Uma moça que estava na primeira fileira, levantou sua mão. O professor deu a oportunidade a ela para falar. E então disse:
– Bom, eu particularmente não usaria a criatividade no primeiro momento e sim o desespero. Com certeza entraria em pânico, mas uma hora eu iria aceitar e iria ver como sairia dali.
Em seguida, outra moça levantou sua mão e já disse em disparada:
– Poxa, só fato de não sair de lá te deu desespero? Mas e quando você não conseguir de fato resolver um problema de uma comunidade e mesmo assim voltar pra casa? Não iria dormir com peso na consciência? Ou não iria duvidar das suas competências?
A moça que foi questionada rebateu logo em seguida.
– Nada a ver! E por acaso eu sou Deus? Como que vou resolver as demandas sem o serviço depender só de mim? E a psicologia é ampla, não precisa atuar só nas comunidades. Disse a moça com desdém.
O professor interrompeu as duas dizendo:
-Bom, obrigado pela participação de ambas, mas primeiro quero pontuar alguns detalhes. A situação de fato é um tanto desesperadora, mas geralmente são nestes contextos que a criatividade surge. Além disso, é importante a gente considerar que a psicologia, mesmo que não atue só em comunidade, preza pelo bem estar integral do ser humano. E em qualquer contexto pode surgir imprevistos nos quais não estamos preparados, sendo em comunidade ou não. Por isso é importante exercitarmos a criatividade pessoal.

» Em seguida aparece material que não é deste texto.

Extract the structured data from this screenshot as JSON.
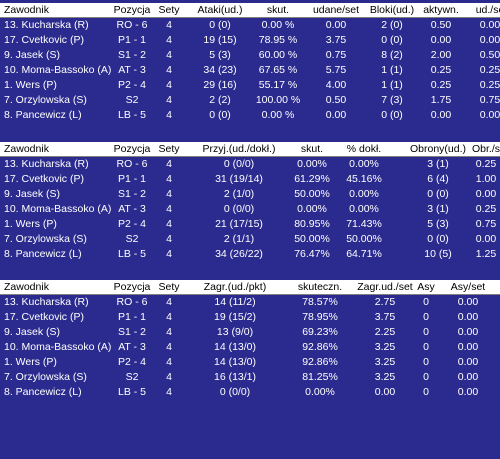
{
  "colors": {
    "background": "#2b2b8f",
    "header_bg": "#ffffff",
    "header_text": "#000000",
    "text": "#ffffff"
  },
  "attack_table": {
    "headers": [
      "Zawodnik",
      "Pozycja",
      "Sety",
      "Ataki(ud.)",
      "skut.",
      "udane/set",
      "Bloki(ud.)",
      "aktywn.",
      "ud./se"
    ],
    "rows": [
      [
        "13. Kucharska (R)",
        "RO - 6",
        "4",
        "0 (0)",
        "0.00 %",
        "0.00",
        "2 (0)",
        "0.50",
        "0.00"
      ],
      [
        "17. Cvetkovic (P)",
        "P1 - 1",
        "4",
        "19 (15)",
        "78.95 %",
        "3.75",
        "0 (0)",
        "0.00",
        "0.00"
      ],
      [
        "9. Jasek (S)",
        "S1 - 2",
        "4",
        "5 (3)",
        "60.00 %",
        "0.75",
        "8 (2)",
        "2.00",
        "0.50"
      ],
      [
        "10. Moma-Bassoko (A)",
        "AT - 3",
        "4",
        "34 (23)",
        "67.65 %",
        "5.75",
        "1 (1)",
        "0.25",
        "0.25"
      ],
      [
        "1. Wers (P)",
        "P2 - 4",
        "4",
        "29 (16)",
        "55.17 %",
        "4.00",
        "1 (1)",
        "0.25",
        "0.25"
      ],
      [
        "7. Orzylowska (S)",
        "S2",
        "4",
        "2 (2)",
        "100.00 %",
        "0.50",
        "7 (3)",
        "1.75",
        "0.75"
      ],
      [
        "8. Pancewicz (L)",
        "LB - 5",
        "4",
        "0 (0)",
        "0.00 %",
        "0.00",
        "0 (0)",
        "0.00",
        "0.00"
      ]
    ]
  },
  "reception_table": {
    "headers": [
      "Zawodnik",
      "Pozycja",
      "Sety",
      "Przyj.(ud./dokł.)",
      "skut.",
      "% dokł.",
      "Obrony(ud.)",
      "Obr./s"
    ],
    "rows": [
      [
        "13. Kucharska (R)",
        "RO - 6",
        "4",
        "0 (0/0)",
        "0.00%",
        "0.00%",
        "3 (1)",
        "0.25"
      ],
      [
        "17. Cvetkovic (P)",
        "P1 - 1",
        "4",
        "31 (19/14)",
        "61.29%",
        "45.16%",
        "6 (4)",
        "1.00"
      ],
      [
        "9. Jasek (S)",
        "S1 - 2",
        "4",
        "2 (1/0)",
        "50.00%",
        "0.00%",
        "0 (0)",
        "0.00"
      ],
      [
        "10. Moma-Bassoko (A)",
        "AT - 3",
        "4",
        "0 (0/0)",
        "0.00%",
        "0.00%",
        "3 (1)",
        "0.25"
      ],
      [
        "1. Wers (P)",
        "P2 - 4",
        "4",
        "21 (17/15)",
        "80.95%",
        "71.43%",
        "5 (3)",
        "0.75"
      ],
      [
        "7. Orzylowska (S)",
        "S2",
        "4",
        "2 (1/1)",
        "50.00%",
        "50.00%",
        "0 (0)",
        "0.00"
      ],
      [
        "8. Pancewicz (L)",
        "LB - 5",
        "4",
        "34 (26/22)",
        "76.47%",
        "64.71%",
        "10 (5)",
        "1.25"
      ]
    ]
  },
  "serve_table": {
    "headers": [
      "Zawodnik",
      "Pozycja",
      "Sety",
      "Zagr.(ud./pkt)",
      "skuteczn.",
      "Zagr.ud./set",
      "Asy",
      "Asy/set"
    ],
    "rows": [
      [
        "13. Kucharska (R)",
        "RO - 6",
        "4",
        "14 (11/2)",
        "78.57%",
        "2.75",
        "0",
        "0.00"
      ],
      [
        "17. Cvetkovic (P)",
        "P1 - 1",
        "4",
        "19 (15/2)",
        "78.95%",
        "3.75",
        "0",
        "0.00"
      ],
      [
        "9. Jasek (S)",
        "S1 - 2",
        "4",
        "13 (9/0)",
        "69.23%",
        "2.25",
        "0",
        "0.00"
      ],
      [
        "10. Moma-Bassoko (A)",
        "AT - 3",
        "4",
        "14 (13/0)",
        "92.86%",
        "3.25",
        "0",
        "0.00"
      ],
      [
        "1. Wers (P)",
        "P2 - 4",
        "4",
        "14 (13/0)",
        "92.86%",
        "3.25",
        "0",
        "0.00"
      ],
      [
        "7. Orzylowska (S)",
        "S2",
        "4",
        "16 (13/1)",
        "81.25%",
        "3.25",
        "0",
        "0.00"
      ],
      [
        "8. Pancewicz (L)",
        "LB - 5",
        "4",
        "0 (0/0)",
        "0.00%",
        "0.00",
        "0",
        "0.00"
      ]
    ]
  }
}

Outro colega, inusitadamente, exclamou:
– Bom, no fritar dos ovos a criatividade só vai rolar mesmo quando você tiver sozinho, sem nenhuma ajuda e tendo que se virar nos 30. Mas valeu a tentativa prof.
Todos riram, inclusive o professor. De modo geral, a criatividade imposta não acontece de modo espontâneo, mas é importante lembrar que ela pode ser amadurecida, resolvendo o mesmo problema criando várias soluções e saindo da zona de conforto.